The nylon netting of the enclosures will be replaced with durable vinyl-coated welded wire that is much more protective against predators such as racoons.
“This will bump up all of our raptor ambassadors to bigger enclosures, and this is really important because of the standards set by the U.S. Fish and Wildlife Service are going to change,” Lister said. “The last 10 years or so, the field of avian training has exploded with new methods.”
Annually, Nature Reach serves approximately 4,000 students in grades K-12, as well as undergraduate level university students, most of whom are majoring in biology at PSU. Lister said it gives college students a competitive advantage when applying for jobs because of the hands-on skills and knowledge they gain by taking care of the animals. They also learn natural history about the animals, wildlife rehabilitation and program regulations.

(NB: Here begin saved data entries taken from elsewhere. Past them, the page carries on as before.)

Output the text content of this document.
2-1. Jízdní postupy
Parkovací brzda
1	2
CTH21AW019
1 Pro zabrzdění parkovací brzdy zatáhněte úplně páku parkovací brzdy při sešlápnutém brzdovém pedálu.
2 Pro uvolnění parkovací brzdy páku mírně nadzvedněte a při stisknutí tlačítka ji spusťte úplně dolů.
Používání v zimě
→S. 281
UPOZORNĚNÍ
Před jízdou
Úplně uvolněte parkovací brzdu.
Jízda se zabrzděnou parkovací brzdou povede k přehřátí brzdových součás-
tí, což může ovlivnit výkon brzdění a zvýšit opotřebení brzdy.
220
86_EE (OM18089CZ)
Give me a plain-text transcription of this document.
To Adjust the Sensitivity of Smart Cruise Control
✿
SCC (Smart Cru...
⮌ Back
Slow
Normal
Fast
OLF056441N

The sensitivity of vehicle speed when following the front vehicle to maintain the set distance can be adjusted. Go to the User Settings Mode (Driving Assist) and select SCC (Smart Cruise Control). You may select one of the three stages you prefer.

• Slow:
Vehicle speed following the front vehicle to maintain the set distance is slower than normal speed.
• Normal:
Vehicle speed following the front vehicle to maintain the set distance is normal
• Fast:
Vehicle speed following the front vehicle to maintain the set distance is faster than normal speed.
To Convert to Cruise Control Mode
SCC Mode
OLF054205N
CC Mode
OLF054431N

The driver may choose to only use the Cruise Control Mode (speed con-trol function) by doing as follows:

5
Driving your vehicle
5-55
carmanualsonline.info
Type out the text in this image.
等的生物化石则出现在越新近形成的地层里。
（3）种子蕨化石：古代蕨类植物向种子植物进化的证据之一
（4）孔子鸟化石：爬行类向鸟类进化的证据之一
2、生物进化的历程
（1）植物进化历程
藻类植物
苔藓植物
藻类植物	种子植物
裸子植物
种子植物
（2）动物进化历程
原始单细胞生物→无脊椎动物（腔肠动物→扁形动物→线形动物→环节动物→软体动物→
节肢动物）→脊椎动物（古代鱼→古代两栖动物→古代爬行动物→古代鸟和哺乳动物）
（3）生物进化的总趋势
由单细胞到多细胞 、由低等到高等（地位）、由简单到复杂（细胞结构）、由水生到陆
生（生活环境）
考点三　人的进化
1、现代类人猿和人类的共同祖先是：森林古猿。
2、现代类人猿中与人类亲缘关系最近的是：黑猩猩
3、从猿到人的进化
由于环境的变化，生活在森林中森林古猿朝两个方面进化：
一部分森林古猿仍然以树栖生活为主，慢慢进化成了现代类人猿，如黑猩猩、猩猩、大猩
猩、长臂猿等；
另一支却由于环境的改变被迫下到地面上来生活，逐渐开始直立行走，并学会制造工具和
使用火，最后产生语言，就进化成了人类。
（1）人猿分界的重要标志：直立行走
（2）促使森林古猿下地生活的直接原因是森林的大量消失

Maggie Murray, a 21-year-old PSU senior majoring in biology, said she was in grade school when she experienced her first Nature Reach program, and it has stuck with her ever since.
She’s been volunteering two years with the program, which she said has been a valuable resource.
“If it weren’t for Nature Reach, I wouldn’t have a lot of the skills and courage that I have now,” Murray said. “We have a turkey vulture named Stinky, and whenever I go into her cage, I feel like I’m preparing for battle, but we’ve been training her, and she’s really been improving.
"I have a lot more confidence now because the birds can pick up on what emotions you’re feeling. It also gave me a sense of direction because I know what I want to do when I leave Pitt State.”